濱田氏「私は精神科医になりましてから5、6年目位の時に、『生きている意味が分らないから死にたい』と言う高校生の男の子と出会ったんです。これまでの医学的知識や医学的訓練では対応出来ず、どの様に接したらいいか分らなくて、本当に悩んだんですね。その後、同じような方を何人も経験して、恐らく、精神病の本当の基本は、生きている意味が分らなくなること、自分の存在理由がはっきりしないことが、一番初めの所なのだろうということに気付きました。生きる意味が分らないということは、神との関係が分らなくなる、ということなんですよ。その方は自分の生きる軸が見えなくなった、ということを言ってらっしゃるんです。」

つまり、信仰、霊という観点でしか解きほぐせない問題が病の根っ子にあるという事なのですね。
そして、私は先生のお話を聴いていて思いました。

この世の全ての人が同じ問題を抱えうる、
あるいはすでに抱えているのではないかと…

本来誰もがぶつかる問いであると思うのです。
自分の生きる意味を求める。
普段はむしろ考えないようにしているような「青臭い」事であるかもしれません。
しかし、思春期の若者特有の悩み…というだけでは、決して片づけられないはずですよね。

「生きている意味が分らないから死にたい」
むしろその言葉は、自分の霊的な痛みに鋭く気づくからこその叫びに感じました。

濱田氏「私たちが孤立しているというのは、やはり、この世での人間関係がうまくいっていないということになる訳で、それは本当は垂直の「神との関係」がうまくいかないからこそ、横のこの世の人間関係に過剰に期待したり、反応してしまうということがあるように思います。やはり、個別に神と対話するという形をどこかで作ることが大切だと思うのです。

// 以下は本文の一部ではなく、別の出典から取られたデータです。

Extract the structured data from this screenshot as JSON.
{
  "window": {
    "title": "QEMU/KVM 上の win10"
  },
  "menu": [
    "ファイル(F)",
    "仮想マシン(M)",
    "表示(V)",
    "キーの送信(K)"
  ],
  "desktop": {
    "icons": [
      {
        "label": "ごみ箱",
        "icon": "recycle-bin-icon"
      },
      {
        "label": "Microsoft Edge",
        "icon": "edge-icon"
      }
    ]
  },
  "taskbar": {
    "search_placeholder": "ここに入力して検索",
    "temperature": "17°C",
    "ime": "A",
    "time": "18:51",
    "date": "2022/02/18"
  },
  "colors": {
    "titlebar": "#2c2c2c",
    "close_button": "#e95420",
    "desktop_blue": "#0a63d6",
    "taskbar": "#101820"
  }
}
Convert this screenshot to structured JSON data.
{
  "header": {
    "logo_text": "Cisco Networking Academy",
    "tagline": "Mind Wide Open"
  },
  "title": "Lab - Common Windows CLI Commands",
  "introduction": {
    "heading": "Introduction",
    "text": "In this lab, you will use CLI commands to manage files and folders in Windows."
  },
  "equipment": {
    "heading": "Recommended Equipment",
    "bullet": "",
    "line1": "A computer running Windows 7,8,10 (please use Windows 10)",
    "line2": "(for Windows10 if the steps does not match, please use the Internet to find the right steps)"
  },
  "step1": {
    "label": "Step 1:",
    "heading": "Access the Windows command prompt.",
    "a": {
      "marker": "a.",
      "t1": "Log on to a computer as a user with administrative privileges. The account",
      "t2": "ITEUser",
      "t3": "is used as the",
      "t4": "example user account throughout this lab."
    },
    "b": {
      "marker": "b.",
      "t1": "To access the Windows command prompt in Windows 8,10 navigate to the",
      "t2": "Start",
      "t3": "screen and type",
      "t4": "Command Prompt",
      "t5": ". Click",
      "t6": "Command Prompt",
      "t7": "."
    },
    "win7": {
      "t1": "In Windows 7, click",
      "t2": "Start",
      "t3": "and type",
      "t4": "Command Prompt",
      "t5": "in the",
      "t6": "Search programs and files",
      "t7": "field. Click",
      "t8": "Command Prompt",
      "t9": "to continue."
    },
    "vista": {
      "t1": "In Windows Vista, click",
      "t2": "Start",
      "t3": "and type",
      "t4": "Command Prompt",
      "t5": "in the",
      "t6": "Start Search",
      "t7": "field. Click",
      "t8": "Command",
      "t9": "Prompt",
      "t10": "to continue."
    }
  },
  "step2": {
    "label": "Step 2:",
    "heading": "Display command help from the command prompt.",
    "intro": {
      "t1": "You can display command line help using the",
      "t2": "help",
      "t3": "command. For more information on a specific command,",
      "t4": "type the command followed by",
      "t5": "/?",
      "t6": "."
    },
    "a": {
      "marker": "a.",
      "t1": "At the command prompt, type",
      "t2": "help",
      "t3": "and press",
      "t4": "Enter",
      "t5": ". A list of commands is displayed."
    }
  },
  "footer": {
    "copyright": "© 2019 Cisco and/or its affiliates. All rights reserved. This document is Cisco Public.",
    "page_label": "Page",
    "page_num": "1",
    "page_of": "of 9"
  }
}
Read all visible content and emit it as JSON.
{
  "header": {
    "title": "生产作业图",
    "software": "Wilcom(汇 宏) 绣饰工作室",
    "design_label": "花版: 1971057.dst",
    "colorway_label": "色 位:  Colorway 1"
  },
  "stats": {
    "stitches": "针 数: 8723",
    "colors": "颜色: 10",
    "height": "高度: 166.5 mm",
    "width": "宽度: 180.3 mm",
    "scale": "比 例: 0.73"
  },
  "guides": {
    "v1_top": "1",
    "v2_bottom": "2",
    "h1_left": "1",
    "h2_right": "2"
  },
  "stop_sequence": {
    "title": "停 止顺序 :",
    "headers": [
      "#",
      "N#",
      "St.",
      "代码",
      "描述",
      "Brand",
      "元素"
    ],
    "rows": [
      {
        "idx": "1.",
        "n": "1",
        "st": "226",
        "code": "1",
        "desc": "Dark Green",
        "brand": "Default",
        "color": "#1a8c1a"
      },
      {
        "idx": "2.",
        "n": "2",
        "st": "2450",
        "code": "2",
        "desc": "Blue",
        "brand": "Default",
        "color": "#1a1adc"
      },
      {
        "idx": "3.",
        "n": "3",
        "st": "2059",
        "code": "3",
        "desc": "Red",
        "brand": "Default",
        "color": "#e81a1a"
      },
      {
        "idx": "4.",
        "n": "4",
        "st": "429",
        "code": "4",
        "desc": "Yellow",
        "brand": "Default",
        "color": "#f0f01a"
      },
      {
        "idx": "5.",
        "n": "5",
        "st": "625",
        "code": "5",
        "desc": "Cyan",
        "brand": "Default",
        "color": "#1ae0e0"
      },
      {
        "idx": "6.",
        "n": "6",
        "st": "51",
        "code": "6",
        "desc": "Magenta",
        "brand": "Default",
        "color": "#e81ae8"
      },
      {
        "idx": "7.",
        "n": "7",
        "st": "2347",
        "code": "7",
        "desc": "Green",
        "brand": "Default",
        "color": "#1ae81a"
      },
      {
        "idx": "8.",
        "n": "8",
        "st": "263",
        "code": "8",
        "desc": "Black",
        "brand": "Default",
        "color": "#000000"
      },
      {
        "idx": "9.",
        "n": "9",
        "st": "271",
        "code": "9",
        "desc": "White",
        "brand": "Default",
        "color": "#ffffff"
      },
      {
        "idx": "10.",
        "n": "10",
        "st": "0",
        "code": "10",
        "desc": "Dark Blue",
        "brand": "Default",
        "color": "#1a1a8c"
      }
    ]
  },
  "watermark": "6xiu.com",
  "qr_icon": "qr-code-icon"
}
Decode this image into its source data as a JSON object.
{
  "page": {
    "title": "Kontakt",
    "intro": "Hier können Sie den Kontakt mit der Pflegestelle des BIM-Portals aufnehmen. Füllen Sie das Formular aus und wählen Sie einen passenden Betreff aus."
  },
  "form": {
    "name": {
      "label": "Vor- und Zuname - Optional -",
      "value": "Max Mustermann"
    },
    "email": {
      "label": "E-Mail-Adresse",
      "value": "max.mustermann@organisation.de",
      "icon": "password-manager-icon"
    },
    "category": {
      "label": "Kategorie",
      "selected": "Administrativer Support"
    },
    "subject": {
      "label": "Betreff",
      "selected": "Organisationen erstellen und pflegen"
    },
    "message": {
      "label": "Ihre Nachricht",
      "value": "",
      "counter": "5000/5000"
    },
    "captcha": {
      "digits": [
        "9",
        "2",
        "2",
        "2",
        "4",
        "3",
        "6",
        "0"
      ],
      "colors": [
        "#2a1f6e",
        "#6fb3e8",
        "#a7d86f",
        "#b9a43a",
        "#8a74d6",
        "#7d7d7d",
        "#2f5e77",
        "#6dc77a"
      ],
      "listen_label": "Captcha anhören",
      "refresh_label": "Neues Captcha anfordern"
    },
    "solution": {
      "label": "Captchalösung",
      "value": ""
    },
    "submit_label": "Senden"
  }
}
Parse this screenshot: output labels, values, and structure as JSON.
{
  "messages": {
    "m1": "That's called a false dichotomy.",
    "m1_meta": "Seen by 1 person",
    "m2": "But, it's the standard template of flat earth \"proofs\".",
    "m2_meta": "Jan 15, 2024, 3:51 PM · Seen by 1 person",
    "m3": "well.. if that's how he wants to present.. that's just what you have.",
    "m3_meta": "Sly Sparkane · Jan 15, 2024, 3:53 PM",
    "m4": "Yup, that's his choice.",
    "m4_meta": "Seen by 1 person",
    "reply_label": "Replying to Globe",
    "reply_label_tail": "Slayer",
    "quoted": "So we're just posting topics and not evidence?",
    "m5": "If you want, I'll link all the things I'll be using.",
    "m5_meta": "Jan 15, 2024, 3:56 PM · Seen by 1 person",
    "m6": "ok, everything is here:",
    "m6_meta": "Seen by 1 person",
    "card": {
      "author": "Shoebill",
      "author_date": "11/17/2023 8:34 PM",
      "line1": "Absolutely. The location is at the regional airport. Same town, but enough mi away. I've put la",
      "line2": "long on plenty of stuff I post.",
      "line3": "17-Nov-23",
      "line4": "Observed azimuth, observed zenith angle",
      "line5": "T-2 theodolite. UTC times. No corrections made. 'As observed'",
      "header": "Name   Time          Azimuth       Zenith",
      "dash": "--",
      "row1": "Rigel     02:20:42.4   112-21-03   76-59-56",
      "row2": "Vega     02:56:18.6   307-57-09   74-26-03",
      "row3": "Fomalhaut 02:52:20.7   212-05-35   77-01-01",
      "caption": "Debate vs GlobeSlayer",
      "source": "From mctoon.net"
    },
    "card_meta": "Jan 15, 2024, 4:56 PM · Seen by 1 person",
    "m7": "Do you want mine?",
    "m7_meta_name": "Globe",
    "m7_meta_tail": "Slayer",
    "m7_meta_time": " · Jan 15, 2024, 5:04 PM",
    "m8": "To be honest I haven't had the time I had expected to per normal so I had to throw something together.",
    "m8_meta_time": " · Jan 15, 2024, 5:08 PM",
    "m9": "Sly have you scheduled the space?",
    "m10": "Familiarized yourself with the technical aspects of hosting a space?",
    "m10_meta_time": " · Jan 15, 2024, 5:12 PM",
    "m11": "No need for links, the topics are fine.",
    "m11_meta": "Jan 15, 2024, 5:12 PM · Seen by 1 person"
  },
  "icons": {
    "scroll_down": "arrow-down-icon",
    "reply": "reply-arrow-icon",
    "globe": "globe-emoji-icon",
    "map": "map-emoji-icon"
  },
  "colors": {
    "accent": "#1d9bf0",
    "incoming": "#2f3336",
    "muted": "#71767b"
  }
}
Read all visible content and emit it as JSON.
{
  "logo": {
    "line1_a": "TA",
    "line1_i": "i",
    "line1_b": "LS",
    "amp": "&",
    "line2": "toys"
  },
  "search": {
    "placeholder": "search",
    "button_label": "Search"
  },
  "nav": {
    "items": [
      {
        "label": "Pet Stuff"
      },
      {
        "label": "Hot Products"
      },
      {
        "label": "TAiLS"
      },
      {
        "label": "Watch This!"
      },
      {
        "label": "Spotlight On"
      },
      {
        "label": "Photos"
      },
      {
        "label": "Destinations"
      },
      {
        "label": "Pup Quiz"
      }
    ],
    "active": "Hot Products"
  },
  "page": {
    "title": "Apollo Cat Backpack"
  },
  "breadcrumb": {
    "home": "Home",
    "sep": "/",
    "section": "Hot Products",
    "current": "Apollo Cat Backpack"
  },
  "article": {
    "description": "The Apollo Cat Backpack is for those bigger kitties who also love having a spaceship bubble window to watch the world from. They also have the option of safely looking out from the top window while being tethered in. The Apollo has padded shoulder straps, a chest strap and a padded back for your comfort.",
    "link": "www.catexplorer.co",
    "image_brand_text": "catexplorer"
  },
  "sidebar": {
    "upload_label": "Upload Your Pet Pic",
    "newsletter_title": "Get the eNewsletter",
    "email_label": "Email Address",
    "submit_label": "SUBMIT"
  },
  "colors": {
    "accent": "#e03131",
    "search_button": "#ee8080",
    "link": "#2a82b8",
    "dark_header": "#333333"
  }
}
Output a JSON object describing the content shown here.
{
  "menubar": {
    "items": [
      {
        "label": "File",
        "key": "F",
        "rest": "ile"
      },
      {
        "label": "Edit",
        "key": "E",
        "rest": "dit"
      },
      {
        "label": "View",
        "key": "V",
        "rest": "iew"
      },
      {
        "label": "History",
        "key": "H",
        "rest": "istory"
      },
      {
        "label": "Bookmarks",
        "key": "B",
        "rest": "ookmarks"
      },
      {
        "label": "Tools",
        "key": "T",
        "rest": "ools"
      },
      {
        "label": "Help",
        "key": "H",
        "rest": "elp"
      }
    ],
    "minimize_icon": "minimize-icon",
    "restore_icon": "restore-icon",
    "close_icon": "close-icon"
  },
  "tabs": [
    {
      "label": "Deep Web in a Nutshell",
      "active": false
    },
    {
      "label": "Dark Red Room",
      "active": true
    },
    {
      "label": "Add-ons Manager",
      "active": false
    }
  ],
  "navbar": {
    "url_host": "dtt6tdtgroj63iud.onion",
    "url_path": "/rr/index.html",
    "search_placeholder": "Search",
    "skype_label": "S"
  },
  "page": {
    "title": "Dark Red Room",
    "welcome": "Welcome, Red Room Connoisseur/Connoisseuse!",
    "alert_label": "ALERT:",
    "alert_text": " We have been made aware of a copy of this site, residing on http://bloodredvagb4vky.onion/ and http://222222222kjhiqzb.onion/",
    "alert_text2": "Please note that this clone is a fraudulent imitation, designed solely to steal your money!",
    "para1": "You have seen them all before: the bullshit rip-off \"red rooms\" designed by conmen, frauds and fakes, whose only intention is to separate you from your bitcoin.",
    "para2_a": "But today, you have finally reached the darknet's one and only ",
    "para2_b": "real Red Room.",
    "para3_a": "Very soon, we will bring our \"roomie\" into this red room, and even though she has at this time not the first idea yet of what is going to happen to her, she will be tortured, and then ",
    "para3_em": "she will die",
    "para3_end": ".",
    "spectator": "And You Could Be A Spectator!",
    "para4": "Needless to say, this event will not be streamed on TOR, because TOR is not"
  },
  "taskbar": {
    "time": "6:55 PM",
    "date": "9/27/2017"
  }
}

」

決して、他人事ではないのだと思います。

「被造物だけでなく、“霊”の初穂をいただいているわたしたちも、神の子とされること、
つまり、体の贖われることを、心の中でうめきながら待ち望んでいます。」
(ローマの信徒への手紙8章23節)

自分は、こころの病を負っていないかもしれない。
他人との付き合いにも問題はみられないかもしれない。
しかし、そのこころの根元には同じ「うめき」が響いている…

主との繋がりを求めるからこその「うめき」
それをうまくキレイに覆い隠すのではなく、むしろそこに真向かって、
待ち望みの心を頂きたい。そう思わされました。